Just to add to that, I really find etymology of grammaticalisation of the language, the nouns, the morphemes etc. to HUGELY help with remembering so much of the language. It’s no help to remember simply that prepositions like während, aufgrund, wegen, anstatt etc. technically require the genitive (some more than others), but knowing that they were once adverbialised nouns helps a lot more. It is Auf Grund des bla bla bla, and An Statt der Sache etc.

It helps more to know masculine was the original gender, and when you don’t know if a made up or new word is anything, you can choose masculine if it doesn’t fit into the other boxes (obvious synonym, compound without the last word, non-noun turned into noun (das) etc.)

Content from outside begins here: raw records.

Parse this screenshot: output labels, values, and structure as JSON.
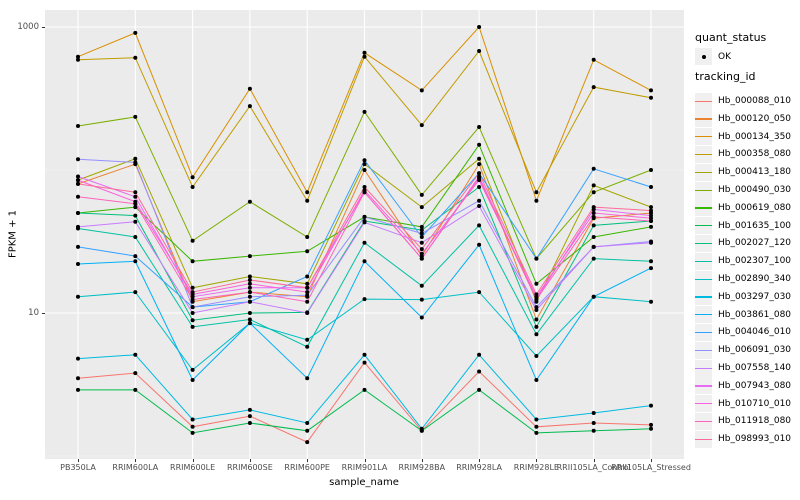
{
  "chart": {
    "y_axis_label": "FPKM + 1",
    "x_axis_label": "sample_name",
    "y_tick_labels": [
      "1000",
      "10"
    ],
    "y_tick_values": [
      1000,
      10
    ]
  },
  "legend": {
    "quant_status_title": "quant_status",
    "quant_status_items": [
      {
        "label": "OK",
        "marker": "black-point"
      }
    ],
    "tracking_id_title": "tracking_id"
  },
  "colors": {
    "panel_background": "#EBEBEB",
    "gridline": "#FFFFFF",
    "legend_key_background": "#F0F0F0",
    "tick_text": "#4D4D4D",
    "point_marker": "#000000"
  },
  "chart_data": {
    "type": "line",
    "title": "",
    "xlabel": "sample_name",
    "ylabel": "FPKM + 1",
    "y_scale": "log10",
    "ylim": [
      0.95,
      1300
    ],
    "y_breaks": [
      10,
      1000
    ],
    "y_minor_breaks": [
      1,
      100
    ],
    "grid": true,
    "legend_position": "right",
    "point_marker": {
      "shape": "circle",
      "color": "#000000",
      "legend": "OK"
    },
    "categories": [
      "PB350LA",
      "RRIM600LA",
      "RRIM600LE",
      "RRIM600SE",
      "RRIM600PE",
      "RRIM901LA",
      "RRIM928BA",
      "RRIM928LA",
      "RRIM928LE",
      "RRII105LA_Control",
      "RRII105LA_Stressed"
    ],
    "series": [
      {
        "name": "Hb_000088_010",
        "color": "#F8766D",
        "values": [
          3.5,
          3.8,
          1.6,
          1.9,
          1.25,
          4.5,
          1.5,
          3.9,
          1.6,
          1.7,
          1.65
        ]
      },
      {
        "name": "Hb_000120_050",
        "color": "#EA8331",
        "values": [
          80,
          110,
          12,
          14,
          13,
          100,
          25,
          110,
          9,
          46,
          50
        ]
      },
      {
        "name": "Hb_000134_350",
        "color": "#D89000",
        "values": [
          620,
          910,
          89,
          370,
          70,
          660,
          360,
          1000,
          61,
          590,
          360
        ]
      },
      {
        "name": "Hb_000358_080",
        "color": "#C09B00",
        "values": [
          590,
          610,
          76,
          280,
          61,
          620,
          206,
          680,
          70,
          380,
          320
        ]
      },
      {
        "name": "Hb_000413_180",
        "color": "#A3A500",
        "values": [
          85,
          120,
          15,
          18,
          16,
          110,
          55,
          120,
          12,
          78,
          55
        ]
      },
      {
        "name": "Hb_000490_030",
        "color": "#7CAE00",
        "values": [
          203,
          235,
          32,
          60,
          34,
          255,
          67,
          200,
          24,
          70,
          100
        ]
      },
      {
        "name": "Hb_000619_080",
        "color": "#39B600",
        "values": [
          50,
          55,
          23,
          25,
          27,
          47,
          40,
          150,
          16,
          34,
          40
        ]
      },
      {
        "name": "Hb_001635_100",
        "color": "#00BB4E",
        "values": [
          2.9,
          2.9,
          1.45,
          1.7,
          1.5,
          2.9,
          1.5,
          2.9,
          1.45,
          1.5,
          1.55
        ]
      },
      {
        "name": "Hb_002027_120",
        "color": "#00BF7D",
        "values": [
          50,
          48,
          8.9,
          10,
          10.1,
          44,
          38,
          76,
          8,
          41,
          44
        ]
      },
      {
        "name": "Hb_002307_100",
        "color": "#00C1A3",
        "values": [
          39,
          34,
          8.0,
          9.0,
          5.8,
          31,
          15.5,
          41,
          7.1,
          24,
          23
        ]
      },
      {
        "name": "Hb_002890_340",
        "color": "#00BFC4",
        "values": [
          13,
          14,
          4.0,
          8.5,
          6.5,
          12.5,
          12.4,
          14,
          5.0,
          13,
          12
        ]
      },
      {
        "name": "Hb_003297_030",
        "color": "#00BAE0",
        "values": [
          4.8,
          5.1,
          1.8,
          2.1,
          1.7,
          5.1,
          1.55,
          5.1,
          1.8,
          2.0,
          2.25
        ]
      },
      {
        "name": "Hb_003861_080",
        "color": "#00B0F6",
        "values": [
          22,
          23,
          3.4,
          8.5,
          3.5,
          23,
          9.3,
          30,
          3.4,
          13,
          20.6
        ]
      },
      {
        "name": "Hb_004046_010",
        "color": "#35A2FF",
        "values": [
          29,
          25,
          11,
          12,
          18,
          117,
          34,
          95,
          24,
          102,
          76
        ]
      },
      {
        "name": "Hb_006091_030",
        "color": "#9590FF",
        "values": [
          119,
          113,
          11,
          13,
          13.3,
          47,
          36,
          61,
          11,
          29,
          31.6
        ]
      },
      {
        "name": "Hb_007558_140",
        "color": "#C77CFF",
        "values": [
          40,
          43.5,
          10,
          12,
          10,
          43,
          31,
          56,
          10.5,
          29,
          31
        ]
      },
      {
        "name": "Hb_007943_080",
        "color": "#E76BF3",
        "values": [
          90,
          65,
          13,
          15,
          15,
          70,
          24,
          90,
          12.5,
          53,
          48
        ]
      },
      {
        "name": "Hb_010710_010",
        "color": "#FA62DB",
        "values": [
          85,
          60,
          13.5,
          16,
          14,
          72,
          26,
          85,
          13,
          50,
          46
        ]
      },
      {
        "name": "Hb_011918_080",
        "color": "#FF62BC",
        "values": [
          65,
          58,
          12.4,
          14,
          12,
          70,
          24,
          88,
          12.4,
          47,
          44
        ]
      },
      {
        "name": "Hb_098993_010",
        "color": "#FF6A98",
        "values": [
          80,
          70,
          14,
          17,
          15,
          76,
          28,
          95,
          13.5,
          55,
          52
        ]
      }
    ]
  }
}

It helps to know how the strong verbs were formed to relate that to English and more simply memorise patterns, heck – it helps most people to know it’s Mädchen because of the diminutive ending.

It helps to know that accusative was originally used as a default case grammatically, when the adverb is a noun (Ich nenne dich einen Dummkopf, Ich frage dich eine Frage, Ich spreche kein Wort, Es liegt einen Kilometer in die Richtung, Den ganzen Tag musste ich mein Zimmer aufräumen… etc.) and not just for the direct object.

Etymology helps.

igorsrb

I love it because it shows how much we all are and were interconnected. My language and German have many of those links, and I am already using them in building my vocabulary. Few examples:

Unternehmer = unter (below) + nehmer (taker) = pod (Croatian – literally) / pred (Serbian, meaning “vor”) + uzetnik (one who takes) = preduzetnik/poduzetnik = enterpreneur

vorstellen = vor (pre-) + stellen (to put) = pred + staviti = predstaviti = to imagine (so, same roots, same way of building, same meaning) => nounified it’s Vorstellung – Predstava (also used for theatre plays, same as in German). BUT pretpostavka (which, by this logic could be something like f.e. Vorstellheit) is Annahme instead; BUT 2 – yet, it follows the same logic of “prefix plus verb (stem) or noun equals new noun”, therefore is easier to memorize)

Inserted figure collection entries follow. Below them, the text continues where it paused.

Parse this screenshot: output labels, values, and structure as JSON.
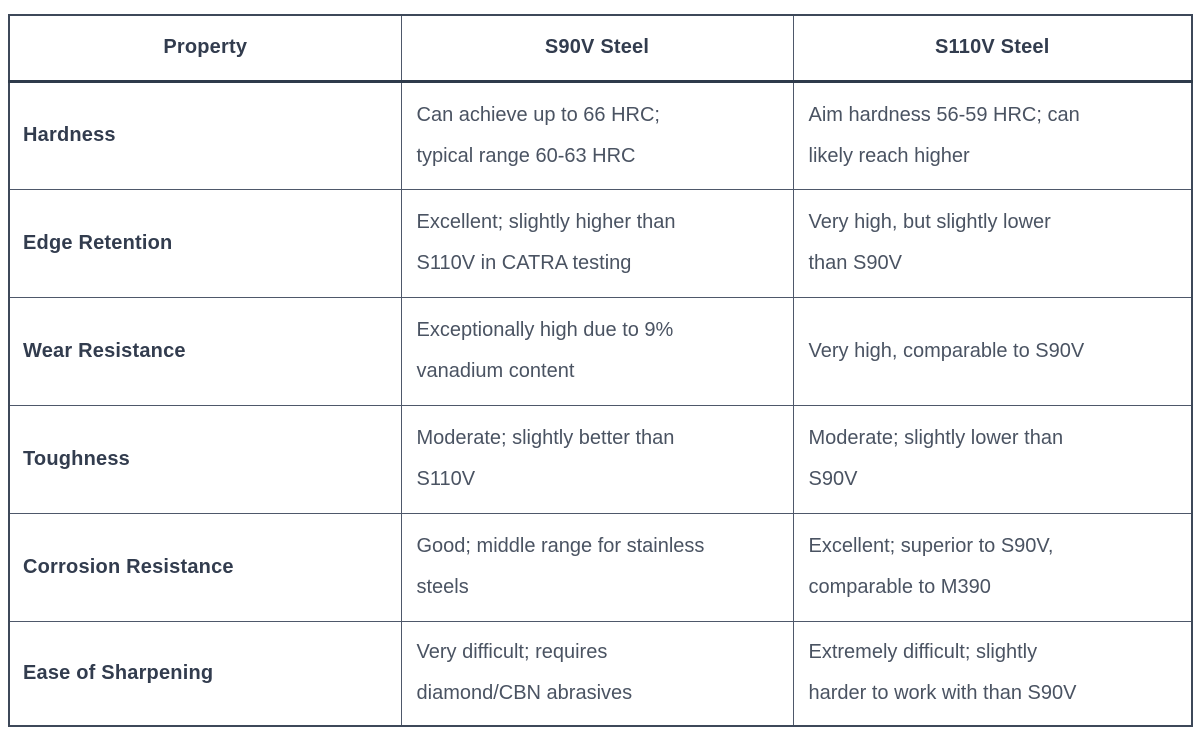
{
  "table": {
    "columns": [
      "Property",
      "S90V Steel",
      "S110V Steel"
    ],
    "rows": [
      {
        "property": "Hardness",
        "s90v": "Can achieve up to 66 HRC;\ntypical range 60-63 HRC",
        "s110v": "Aim hardness 56-59 HRC; can\nlikely reach higher"
      },
      {
        "property": "Edge Retention",
        "s90v": "Excellent; slightly higher than\nS110V in CATRA testing",
        "s110v": "Very high, but slightly lower\nthan S90V"
      },
      {
        "property": "Wear Resistance",
        "s90v": "Exceptionally high due to 9%\nvanadium content",
        "s110v": "Very high, comparable to S90V"
      },
      {
        "property": "Toughness",
        "s90v": "Moderate; slightly better than\nS110V",
        "s110v": "Moderate; slightly lower than\nS90V"
      },
      {
        "property": "Corrosion Resistance",
        "s90v": "Good; middle range for stainless\nsteels",
        "s110v": "Excellent; superior to S90V,\ncomparable to M390"
      },
      {
        "property": "Ease of Sharpening",
        "s90v": "Very difficult; requires\ndiamond/CBN abrasives",
        "s110v": "Extremely difficult; slightly\nharder to work with than S90V"
      }
    ],
    "colors": {
      "outer_border": "#3d4859",
      "inner_border": "#4e586a",
      "header_rule": "#2f3b4b",
      "header_text": "#323c4e",
      "body_text": "#4a5362",
      "cell_background": "#ffffff"
    }
  }
}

Ausflug = aus (out) + flug (flight) = iz + let = izlet = excursion, trip

Abfall = ab + fall = ot + pad = otpad = trash

And there are many Germanisms in the northern parts which were strongly influenced by Austrian-Hungarian empire rule, who more or less changed its original meaning but are undoubtfully of German origin:

rindfleajš – Rindfleisch – Sunday 3-course lunch, mandatory with meat

šrafciger (pronounced like schraffzieger – sounds familiar?) – screwdriver

klešta is commonly known as cvikcang(l)e (zwick zange – pretty obvious)

Darius
Darius

I ♥ etymology because it shows the connections between words internationally and throughout time

LEO ODONGO
LEO ODONGO

I love Etymology because it saves me the time, energy and frustration of learning by rote (auswendig). Example 1 . It used to mix the names of the first and second neck vertebrae (atlas and axis). But after I learnt that Atlas comes from the name of a Greek god Atlas which was believed to be holding the earth in his hands, then I just know Atlas ( the first neck vertebra) is also holding the skull like the Greek god is holding the earth.
Example 2 Leukopenia: From Greek ,,Leuko” meaning white and ,,Penia” meaning poverty. So poverty of white blood cells, hence reduced number of white blood cells is Leukopenia.
Example 3 Buchstabe . Some old wise German man narrated to me that the German word Buchstabe comes from Buche ( name of a tree: beech tree) und Stab ( rod). It is said that the German black smith Johannes Gutenberg used the small rods from the Buche Tree to invent his printing machine in Europe.